Pek çok berdel ile evlenmiş ya da çocuğunu evlendirmiş kişiyle görüştüm ve çok acı hikayelere rastladım. Karşılıklılık kuralına göre, diğer çift ayrıldığı için nişanlısından ayrılmak zorunda kalan ve intihar eden kızlar var. Babası, gördüğü halde müdahale etmiyor ve kızının intiharına göz yumuyor. Böylece, ortadan sorun kendiliğinden kalkmış oluyor.
“Bu geleneği ne yazık ki ağırlıklı olarak kadınlar sürdürüyor”

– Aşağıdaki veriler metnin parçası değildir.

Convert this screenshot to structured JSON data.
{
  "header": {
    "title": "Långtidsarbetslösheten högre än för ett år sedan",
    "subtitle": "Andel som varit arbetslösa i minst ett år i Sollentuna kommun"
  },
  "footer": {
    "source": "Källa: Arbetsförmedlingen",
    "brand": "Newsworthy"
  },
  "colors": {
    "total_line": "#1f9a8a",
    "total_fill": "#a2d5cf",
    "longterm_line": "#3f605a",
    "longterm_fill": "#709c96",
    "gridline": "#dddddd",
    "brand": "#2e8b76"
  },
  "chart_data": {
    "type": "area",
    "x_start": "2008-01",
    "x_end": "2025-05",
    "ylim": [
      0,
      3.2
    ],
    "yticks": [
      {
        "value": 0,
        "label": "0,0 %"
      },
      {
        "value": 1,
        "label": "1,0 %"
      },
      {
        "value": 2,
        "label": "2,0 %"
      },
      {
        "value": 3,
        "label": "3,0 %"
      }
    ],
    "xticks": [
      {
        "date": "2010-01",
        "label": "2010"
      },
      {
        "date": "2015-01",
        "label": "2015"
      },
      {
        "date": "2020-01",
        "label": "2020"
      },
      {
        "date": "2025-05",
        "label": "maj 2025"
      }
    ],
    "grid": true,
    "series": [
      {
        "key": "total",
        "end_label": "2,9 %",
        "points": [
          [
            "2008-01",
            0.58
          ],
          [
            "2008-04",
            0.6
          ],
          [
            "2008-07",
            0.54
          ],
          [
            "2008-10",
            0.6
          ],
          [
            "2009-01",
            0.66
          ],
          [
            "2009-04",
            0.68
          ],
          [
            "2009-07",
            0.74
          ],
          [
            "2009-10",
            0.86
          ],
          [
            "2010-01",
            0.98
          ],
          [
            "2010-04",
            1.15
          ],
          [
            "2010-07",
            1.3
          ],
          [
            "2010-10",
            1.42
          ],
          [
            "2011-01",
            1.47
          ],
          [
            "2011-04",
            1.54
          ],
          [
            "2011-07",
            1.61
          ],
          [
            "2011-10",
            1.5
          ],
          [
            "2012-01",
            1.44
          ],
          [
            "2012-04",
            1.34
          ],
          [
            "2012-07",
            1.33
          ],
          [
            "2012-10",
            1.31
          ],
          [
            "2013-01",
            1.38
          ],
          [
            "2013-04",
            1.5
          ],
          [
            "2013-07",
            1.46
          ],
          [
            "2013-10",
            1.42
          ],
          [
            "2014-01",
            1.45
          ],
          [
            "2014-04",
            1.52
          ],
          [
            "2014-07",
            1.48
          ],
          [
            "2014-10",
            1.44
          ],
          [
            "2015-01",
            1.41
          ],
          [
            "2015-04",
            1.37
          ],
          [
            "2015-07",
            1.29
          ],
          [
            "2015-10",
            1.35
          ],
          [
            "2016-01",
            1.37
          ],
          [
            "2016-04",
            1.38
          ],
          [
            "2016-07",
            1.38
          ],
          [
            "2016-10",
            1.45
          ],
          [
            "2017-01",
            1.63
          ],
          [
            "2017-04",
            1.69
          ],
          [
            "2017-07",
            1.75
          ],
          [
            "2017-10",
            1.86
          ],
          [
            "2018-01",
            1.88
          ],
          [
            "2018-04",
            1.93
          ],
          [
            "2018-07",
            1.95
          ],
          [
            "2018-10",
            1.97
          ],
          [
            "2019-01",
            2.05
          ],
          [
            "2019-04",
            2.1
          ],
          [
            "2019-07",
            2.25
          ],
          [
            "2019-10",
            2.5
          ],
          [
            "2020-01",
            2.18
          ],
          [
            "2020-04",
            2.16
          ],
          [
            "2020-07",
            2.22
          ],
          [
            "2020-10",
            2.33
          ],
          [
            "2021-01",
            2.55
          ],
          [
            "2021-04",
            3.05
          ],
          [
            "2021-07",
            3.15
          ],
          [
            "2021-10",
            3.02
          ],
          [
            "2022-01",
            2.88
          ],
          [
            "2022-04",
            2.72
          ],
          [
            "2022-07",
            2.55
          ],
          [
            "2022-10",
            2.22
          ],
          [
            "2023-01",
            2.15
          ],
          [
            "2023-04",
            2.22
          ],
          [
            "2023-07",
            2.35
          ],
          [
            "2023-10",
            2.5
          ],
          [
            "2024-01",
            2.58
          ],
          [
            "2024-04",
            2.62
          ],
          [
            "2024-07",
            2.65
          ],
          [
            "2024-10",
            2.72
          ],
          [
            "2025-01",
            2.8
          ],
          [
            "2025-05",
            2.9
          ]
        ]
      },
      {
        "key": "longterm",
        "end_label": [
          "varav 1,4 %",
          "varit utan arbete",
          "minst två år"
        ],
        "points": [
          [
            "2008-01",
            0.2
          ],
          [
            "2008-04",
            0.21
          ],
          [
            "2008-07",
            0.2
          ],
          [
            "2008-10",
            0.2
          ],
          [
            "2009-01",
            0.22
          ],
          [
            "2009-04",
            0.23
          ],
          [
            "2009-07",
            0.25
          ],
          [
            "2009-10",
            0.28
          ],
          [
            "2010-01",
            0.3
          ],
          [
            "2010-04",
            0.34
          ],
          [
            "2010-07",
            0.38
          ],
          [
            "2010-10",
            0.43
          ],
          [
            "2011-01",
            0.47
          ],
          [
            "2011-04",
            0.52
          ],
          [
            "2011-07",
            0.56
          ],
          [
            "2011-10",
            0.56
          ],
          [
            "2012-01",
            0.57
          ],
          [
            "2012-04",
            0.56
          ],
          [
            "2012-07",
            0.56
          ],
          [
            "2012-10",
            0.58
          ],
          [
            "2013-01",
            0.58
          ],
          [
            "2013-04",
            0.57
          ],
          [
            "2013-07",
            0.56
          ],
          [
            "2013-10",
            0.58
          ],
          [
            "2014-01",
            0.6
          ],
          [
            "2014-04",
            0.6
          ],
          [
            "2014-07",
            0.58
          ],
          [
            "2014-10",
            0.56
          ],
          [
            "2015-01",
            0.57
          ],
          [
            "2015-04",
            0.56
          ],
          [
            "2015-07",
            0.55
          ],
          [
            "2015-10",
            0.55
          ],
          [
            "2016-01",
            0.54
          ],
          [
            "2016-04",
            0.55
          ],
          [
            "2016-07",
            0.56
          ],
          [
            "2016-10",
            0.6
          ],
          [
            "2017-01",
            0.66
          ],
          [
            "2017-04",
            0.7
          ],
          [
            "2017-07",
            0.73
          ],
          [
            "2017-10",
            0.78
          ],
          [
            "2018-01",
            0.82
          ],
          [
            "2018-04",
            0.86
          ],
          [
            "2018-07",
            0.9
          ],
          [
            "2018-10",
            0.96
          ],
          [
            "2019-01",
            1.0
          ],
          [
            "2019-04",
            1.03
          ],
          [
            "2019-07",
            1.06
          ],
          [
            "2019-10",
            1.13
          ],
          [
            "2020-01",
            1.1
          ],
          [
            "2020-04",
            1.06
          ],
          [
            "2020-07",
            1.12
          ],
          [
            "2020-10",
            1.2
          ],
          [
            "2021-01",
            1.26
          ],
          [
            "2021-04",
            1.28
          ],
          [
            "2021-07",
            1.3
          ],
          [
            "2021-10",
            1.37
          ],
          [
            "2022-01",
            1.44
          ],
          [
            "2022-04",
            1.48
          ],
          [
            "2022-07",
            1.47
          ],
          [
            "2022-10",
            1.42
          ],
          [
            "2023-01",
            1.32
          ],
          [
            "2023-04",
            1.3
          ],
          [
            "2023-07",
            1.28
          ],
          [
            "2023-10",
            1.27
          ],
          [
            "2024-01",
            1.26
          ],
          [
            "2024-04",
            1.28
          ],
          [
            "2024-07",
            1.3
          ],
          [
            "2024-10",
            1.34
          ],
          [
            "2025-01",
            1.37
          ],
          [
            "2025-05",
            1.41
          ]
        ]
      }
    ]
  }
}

Bu kurguyu, bu kadar detaylı işletenler, ağırlıklı olarak kimler?
Bana tepki göstereceksiniz ama ne yazık ki kadınlar!
Yapmayın yahu, erkek egemen düzene boyun eğmek zorunda kalan kadınlar mı suçlu?
Bunu söyleyeceğinizi tahmin etmiştim ama ne yazık ki araştırmalarım sonucu gördüm ki bu düzenin devam etmesini en çok kadınlar istiyor. Oyunu kadınlar kuruyor. Kadına kötülüğü yine kadınlar yapıyor.
İspat edin...
Bir kadınla konuştum,
67 yaşındaydı. Ailenin tek çocuğuymuş. Annesi, kocasının erkek çocuğu olmadığı için, kocasının “kör ocak” olmasını istemediğinden, kendine kuma almak istemiş ama bunun için paraları yok. Kadın, kendi 15 yaşındaki kızını, bir başka adama verip, adamın 15 yaşındaki kızını, kocasına almış. Teyze o günleri şöyle anlattı: “Babam anneme, ‘kızımız daha çok küçük’ dediğinde, annem ‘ne yapalım kör ocak mı kalacaksın’ dedi. Kendim duydum.” Başka bir kadın, “Berdel olduğum gün mezara girdiğim gün” diye anlatıyor ama sonra oğluna gelin almak için, kendi kızına da berdel yaptığını söylüyor. Tamamen, kadının organizasyonu yani. Böyle öyle çok hikayem var ki!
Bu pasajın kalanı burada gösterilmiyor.